You already have plenty of space to communicate with your staff to create real engagement: your offices. From office walls and central spaces, to screensavers, SharePoint and systems, branded goods and online information portals, all of these help to reinforce and unite the message internally. Move away from clinical and uninspiring spaces and bring your workspace to life with a personality and relevancy that reflects the real heart of the business. Your aim is to get your communications noticed, so be bold in the way you choose to communicate your brand, or risk losing your messaging in the general business noise.

Platforms not platitudes

Whether it’s newsletters, intranets, online hubs, tools like Slack or Teams, or monthly get-togethers and Town Halls, having the right platforms in place for staff to share and contribute is crucial to your success.

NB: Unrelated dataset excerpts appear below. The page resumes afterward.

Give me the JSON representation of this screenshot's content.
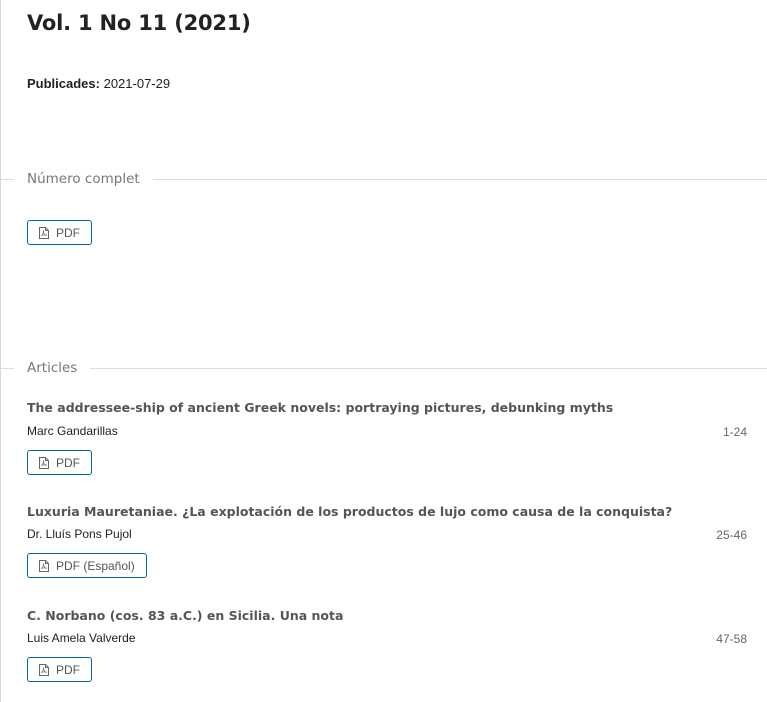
{
  "issue": {
    "title": "Vol. 1 No 11 (2021)",
    "published_label": "Publicades:",
    "published_date": "2021-07-29"
  },
  "full_issue": {
    "heading": "Número complet",
    "button_label": "PDF"
  },
  "articles_section": {
    "heading": "Articles",
    "items": [
      {
        "title": "The addressee-ship of ancient Greek novels: portraying pictures, debunking myths",
        "author": "Marc Gandarillas",
        "pages": "1-24",
        "button_label": "PDF"
      },
      {
        "title": "Luxuria Mauretaniae. ¿La explotación de los productos de lujo como causa de la conquista?",
        "author": "Dr. Lluís Pons Pujol",
        "pages": "25-46",
        "button_label": "PDF (Español)"
      },
      {
        "title": "C. Norbano (cos. 83 a.C.) en Sicilia. Una nota",
        "author": "Luis Amela Valverde",
        "pages": "47-58",
        "button_label": "PDF"
      }
    ]
  },
  "colors": {
    "accent": "#006798",
    "rule": "#dddddd"
  },
  "icons": {
    "pdf": "file-pdf-icon"
  }
}
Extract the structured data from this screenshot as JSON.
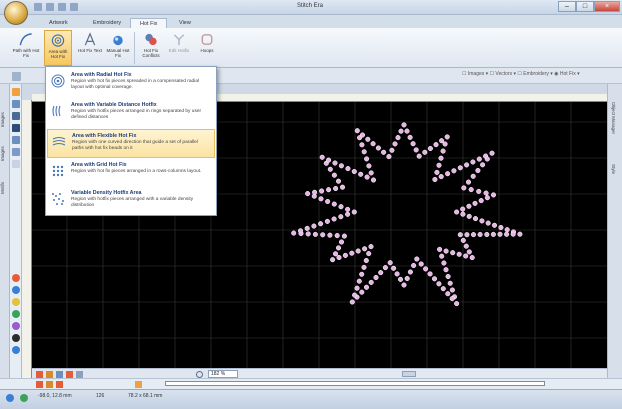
{
  "window": {
    "title": "Stitch Era"
  },
  "tabs": [
    "Artwork",
    "Embroidery",
    "Hot Fix",
    "View"
  ],
  "active_tab": 2,
  "ribbon": [
    {
      "label": "Path with Hot Fix",
      "icon": "path-hotfix-icon"
    },
    {
      "label": "Area with Hot Fix",
      "icon": "area-hotfix-icon",
      "selected": true
    },
    {
      "label": "Hot Fix Text",
      "icon": "text-a-icon"
    },
    {
      "label": "Manual Hot Fix",
      "icon": "manual-hotfix-icon"
    },
    {
      "label": "Hot Fix Conflicts",
      "icon": "conflicts-icon"
    },
    {
      "label": "Edit Hotfix",
      "icon": "edit-hotfix-icon"
    },
    {
      "label": "Hoops",
      "icon": "hoop-icon"
    }
  ],
  "view_tabs": "☐ Images ▾  ☐ Vectors ▾  ☐ Embroidery ▾  ◉ Hot Fix ▾",
  "left_tabs": [
    "Images",
    "Images",
    "Motifs"
  ],
  "right_tabs": [
    "Object Manager",
    "Style"
  ],
  "dropdown": [
    {
      "title": "Area with Radial Hot Fix",
      "desc": "Region with hot fix pieces spreaded in a compensated radial layout with optimal coverage."
    },
    {
      "title": "Area with Variable Distance Hotfix",
      "desc": "Region with hotfix pieces arranged in rings separated by user defined distances"
    },
    {
      "title": "Area with Flexible Hot Fix",
      "desc": "Region with one curved direction that guide a set of parallel paths with hot fix beads on it"
    },
    {
      "title": "Area with Grid Hot Fix",
      "desc": "Region with hot fix pieces arranged in a rows-columns layout."
    },
    {
      "title": "Variable Density Hotfix Area",
      "desc": "Region with hotfix pieces arranged with a variable density distribution"
    }
  ],
  "highlighted_item": 2,
  "zoom": "182 %",
  "status": {
    "coords": "-98.0, 12.8 mm",
    "count": "126",
    "size": "78.2 x 68.1 mm"
  },
  "colors": {
    "canvas": "#000000",
    "bead": "#e8b4e6",
    "accent": "#f6c75c"
  }
}
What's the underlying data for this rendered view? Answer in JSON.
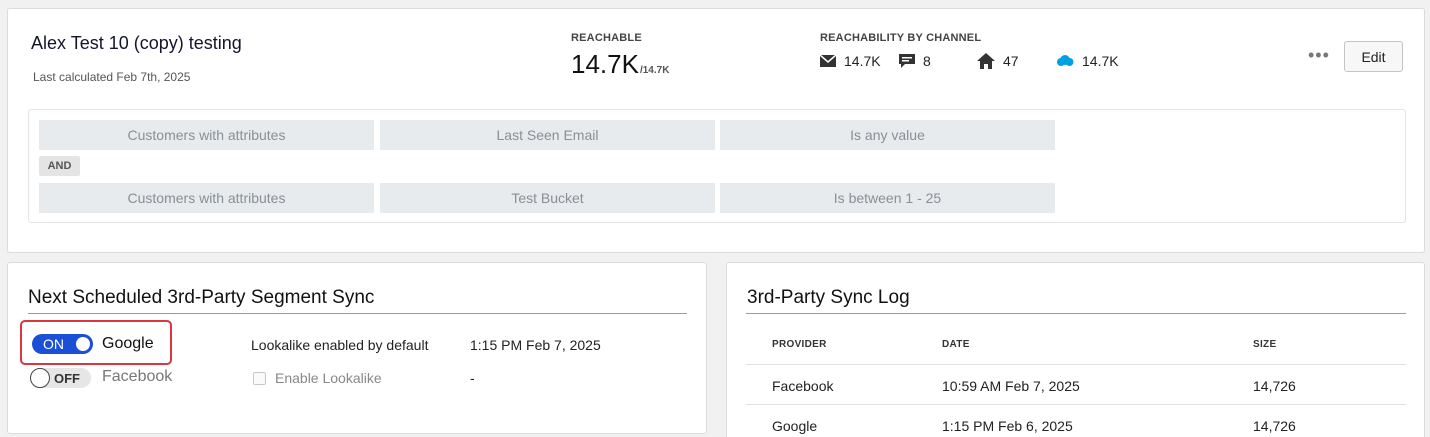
{
  "segment": {
    "title": "Alex Test 10 (copy) testing",
    "last_calculated": "Last calculated Feb 7th, 2025",
    "reachable_label": "REACHABLE",
    "reachable_value": "14.7K",
    "reachable_total": "/14.7K",
    "channels_label": "REACHABILITY BY CHANNEL",
    "channels": [
      {
        "icon": "envelope-icon",
        "value": "14.7K"
      },
      {
        "icon": "chat-bubble-icon",
        "value": "8"
      },
      {
        "icon": "home-icon",
        "value": "47"
      },
      {
        "icon": "salesforce-cloud-icon",
        "value": "14.7K"
      }
    ],
    "more_label": "•••",
    "edit_label": "Edit"
  },
  "criteria": {
    "rows": [
      [
        "Customers with attributes",
        "Last Seen Email",
        "Is any value"
      ],
      [
        "Customers with attributes",
        "Test Bucket",
        "Is between 1 - 25"
      ]
    ],
    "conjunction": "AND"
  },
  "schedule": {
    "title": "Next Scheduled 3rd-Party Segment Sync",
    "providers": [
      {
        "toggle": "ON",
        "name": "Google",
        "lookalike": "Lookalike enabled by default",
        "time": "1:15 PM Feb 7, 2025"
      },
      {
        "toggle": "OFF",
        "name": "Facebook",
        "lookalike": "Enable Lookalike",
        "time": "-"
      }
    ]
  },
  "sync_log": {
    "title": "3rd-Party Sync Log",
    "columns": [
      "PROVIDER",
      "DATE",
      "SIZE"
    ],
    "rows": [
      [
        "Facebook",
        "10:59 AM Feb 7, 2025",
        "14,726"
      ],
      [
        "Google",
        "1:15 PM Feb 6, 2025",
        "14,726"
      ]
    ]
  },
  "colors": {
    "toggle_on": "#1a4fd6",
    "highlight": "#d9363e",
    "salesforce": "#00a1e0"
  }
}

Contribution points need to be easily accessible and comments need to be responded to quickly or people will simple lose interest. Social media channels are great for customers, but do you really want your employees sharing their grievances in the public arena because they have nowhere else to direct these? Make your communication share points and processes clear and stay up-to-date and in-tune with key discussions – both positive and negative.

In to out

One of the strengths of a strong internal brand is that it gives you real credibility to support your external marketing messaging. Your proposition can be given real meaning and in fact, can itself be shaped and guided by the way the brand starts to take on a life of its own internally. Just be careful that your internal brand is constantly and consistently aligned with your external brand and doesn’t take on a path of its own.

Keeping regular

Like anything, frequency is key to making real and lasting change. Without a plan for the short- and long-term, you won’t get very far as enthusiasm can quickly dwindle when momentum begins to stagnate. Internal advocate engagement is a project that never ends, and it constantly needs feeding with fresh ideas. Drive forwards and constantly look for new perspectives across the business, as well as making sure you immerse new people as they join.

Smile

Business is business, but remember that whilst we all want to take our work seriously, the more it seems like fun and less like a chore, the more likely it is to succeed. Understanding personal value as much as business value can work to better ingrain the culture you want, so put this at the heart of your employee engagement planning.